National Coach Museum



Promenade vehicle of Italian origin reaching its pinnacle in the 18th century. It was used by the Royal Family in their estates in Queluz, Mafra and Lisbon and was especially attractive to the young princes and princesses. Its body is open, except for at the front, which had a leather panel, used as a door, and has two seats. There is a seat for the groom at the rear end of the car. For the safety of the passengers, it was driven by an outrider. There are two wooden arcs extending downward from the wheel axles, which served as shock absorbers in the event that one of the wheels should come loose.

State Carriage

Carriages originated in England (18th century). During the first half of the 19th century, English technique replaces the influence of the French on the construction of vehicles for the Royal House and the Portuguese nobility, because orders became hard to fulfil due to the instability lived in France caused by the Revolution in 1798. Raising the coachman’s seat in Carriages increased driving safety; the introduction of lanterns improves visibility and greater comfort is achieved with the new suspension system for the body, comprising short straps and C-shaped steel springs.

Charabanc (Char-à-Bancs)

This type of car was born in France during the first half of the 19th century. It is a promenade vehicle, or hunting vehicle, used for small excursions or to bring along guests to hunting expeditions who did not ride. It is long with an open body and three seats, each seating three people. The doors are on the side and the third seat was a folding seat, to allow people to reach the back.


The name of this vehicle comes from the Duke of Clarence, who under the name William IV was King of England in the 19th century.
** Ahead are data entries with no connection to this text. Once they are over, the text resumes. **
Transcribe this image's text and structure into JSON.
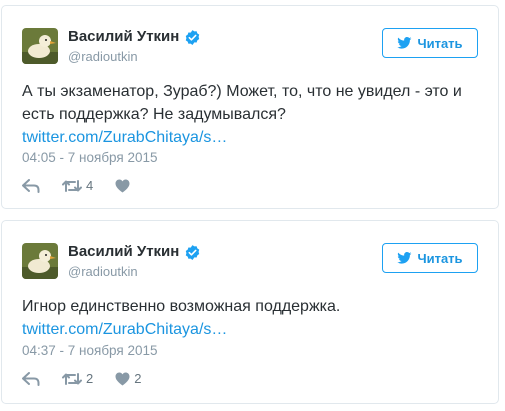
{
  "colors": {
    "accent": "#1da1f2",
    "link": "#1b95e0",
    "muted": "#8899a6",
    "text": "#292f33",
    "border": "#e1e8ed"
  },
  "tweets": [
    {
      "author": {
        "name": "Василий Уткин",
        "handle": "@radioutkin",
        "avatar": "duck-avatar",
        "verified": true
      },
      "follow_label": "Читать",
      "text": "А ты экзаменатор, Зураб?) Может, то, что не увидел - это и есть поддержка? Не задумывался?",
      "link": "twitter.com/ZurabChitaya/s…",
      "timestamp": "04:05 - 7 ноября 2015",
      "actions": {
        "reply": "",
        "retweets": "4",
        "likes": ""
      }
    },
    {
      "author": {
        "name": "Василий Уткин",
        "handle": "@radioutkin",
        "avatar": "duck-avatar",
        "verified": true
      },
      "follow_label": "Читать",
      "text": "Игнор единственно возможная поддержка.",
      "link": "twitter.com/ZurabChitaya/s…",
      "timestamp": "04:37 - 7 ноября 2015",
      "actions": {
        "reply": "",
        "retweets": "2",
        "likes": "2"
      }
    }
  ]
}
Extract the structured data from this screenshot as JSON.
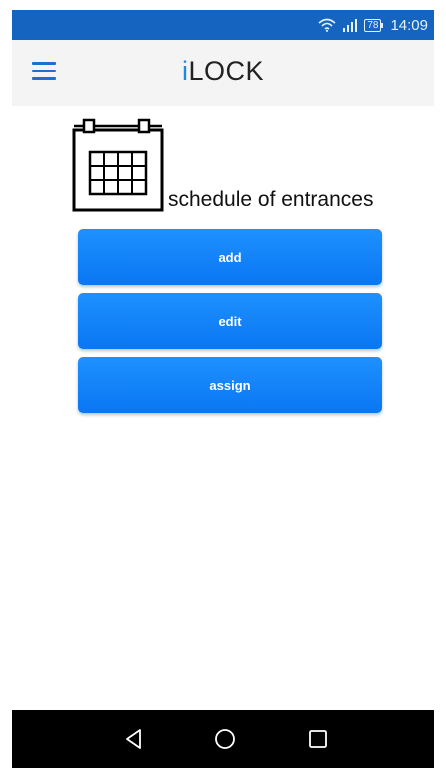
{
  "status_bar": {
    "battery": "78",
    "time": "14:09",
    "icons": [
      "wifi-icon",
      "signal-icon",
      "battery-icon"
    ],
    "background": "#1565c0"
  },
  "header": {
    "title_prefix": "i",
    "title_rest": "LOCK",
    "menu_icon": "hamburger-menu-icon",
    "accent": "#1e88e5"
  },
  "main": {
    "icon": "calendar-icon",
    "section_title": "schedule of entrances",
    "buttons": [
      {
        "label": "add"
      },
      {
        "label": "edit"
      },
      {
        "label": "assign"
      }
    ],
    "button_color": "#0a84ff"
  },
  "nav_bar": {
    "icons": [
      "back-icon",
      "home-icon",
      "recent-apps-icon"
    ]
  }
}
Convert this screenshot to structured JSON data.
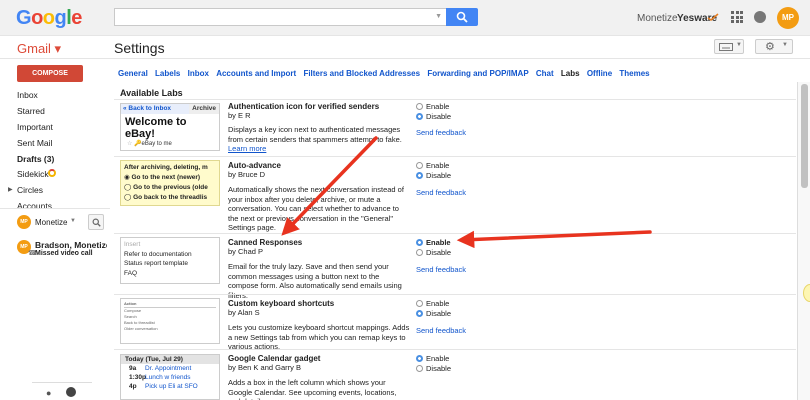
{
  "header": {
    "logo_letters": [
      "G",
      "o",
      "o",
      "g",
      "l",
      "e"
    ],
    "search_placeholder": "",
    "monetize_link": "Monetize",
    "yesware_link": "Yesware",
    "avatar_initials": "MP"
  },
  "app": {
    "gmail_label": "Gmail ▾",
    "page_title": "Settings"
  },
  "sidebar": {
    "compose_label": "COMPOSE",
    "items": [
      "Inbox",
      "Starred",
      "Important",
      "Sent Mail",
      "Drafts (3)",
      "Sidekick",
      "Circles",
      "Accounts"
    ],
    "chat_me": "Monetize",
    "chat_me_initials": "MP",
    "contact_initials": "MP",
    "contact_name": "Bradson, MonetizeF",
    "contact_status": "Missed video call"
  },
  "tabs": [
    "General",
    "Labels",
    "Inbox",
    "Accounts and Import",
    "Filters and Blocked Addresses",
    "Forwarding and POP/IMAP",
    "Chat",
    "Labs",
    "Offline",
    "Themes"
  ],
  "active_tab": "Labs",
  "labs": {
    "heading": "Available Labs",
    "enable_label": "Enable",
    "disable_label": "Disable",
    "feedback_label": "Send feedback",
    "items": [
      {
        "title": "Authentication icon for verified senders",
        "author": "by E R",
        "description": "Displays a key icon next to authenticated messages from certain senders that spammers attempt to fake.",
        "learn_more": "Learn more",
        "state": "disable",
        "thumb": {
          "back": "« Back to Inbox",
          "archive": "Archive",
          "welcome": "Welcome to eBay!",
          "ebay_to": "eBay to me"
        }
      },
      {
        "title": "Auto-advance",
        "author": "by Bruce D",
        "description": "Automatically shows the next conversation instead of your inbox after you delete, archive, or mute a conversation. You can select whether to advance to the next or previous conversation in the \"General\" Settings page.",
        "state": "disable",
        "thumb": {
          "lines": [
            "After archiving, deleting, m",
            "◉ Go to the next (newer)",
            "◯ Go to the previous (olde",
            "◯ Go back to the threadlis"
          ]
        }
      },
      {
        "title": "Canned Responses",
        "author": "by Chad P",
        "description": "Email for the truly lazy. Save and then send your common messages using a button next to the compose form. Also automatically send emails using filters.",
        "state": "enable",
        "thumb": {
          "lines": [
            "Insert",
            "Refer to documentation",
            "Status report template",
            "FAQ"
          ]
        }
      },
      {
        "title": "Custom keyboard shortcuts",
        "author": "by Alan S",
        "description": "Lets you customize keyboard shortcut mappings. Adds a new Settings tab from which you can remap keys to various actions.",
        "state": "disable",
        "thumb": {
          "lines": [
            "Action",
            "Compose",
            "Search",
            "Back to threadlist",
            "Older conversation"
          ]
        }
      },
      {
        "title": "Google Calendar gadget",
        "author": "by Ben K and Garry B",
        "description": "Adds a box in the left column which shows your Google Calendar. See upcoming events, locations, and details.",
        "state": "enable",
        "thumb": {
          "head": "Today (Tue, Jul 29)",
          "events": [
            {
              "time": "9a",
              "title": "Dr. Appointment"
            },
            {
              "time": "1:30p",
              "title": "Lunch w friends"
            },
            {
              "time": "4p",
              "title": "Pick up Eli at SFO"
            }
          ]
        }
      }
    ]
  },
  "colors": {
    "accent_red": "#d14836",
    "link_blue": "#1155cc",
    "arrow_red": "#e8331f",
    "search_blue": "#4285f4"
  }
}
The structure of this vehicle is similar to that of the Berlin, but the front of the body was replaced with rectangular or round windows, making its appearance lighter. The frugal aspect of the body contrasts with the exuberance of the interior decoration comprised of luxurious materials for the blinds and seats.


Ceremonial vehicle for travelling which emerged in Hungary in the mid 15th century in a location named Kocs, which is where the name comes from. The use of the coach became the most important expression of aristocratic power. The body was suspended on leather straps, from a mounting structure affixed to the wheel axels. In the mid 17th century, safety, comfort and driving of coaches improves as a number of introductions are made: the connection of the wheel axle to the rod with two iron arches that resemble a swan’s neck, the suspension springs, and, what became known as the fifth wheel – a mechanism incorporated in the front wheel set, underneath the coachman’s seat, made out of two superimposed circular parts, improving manoeuvring of the Coach. It was used between the 15th century and the 18th century.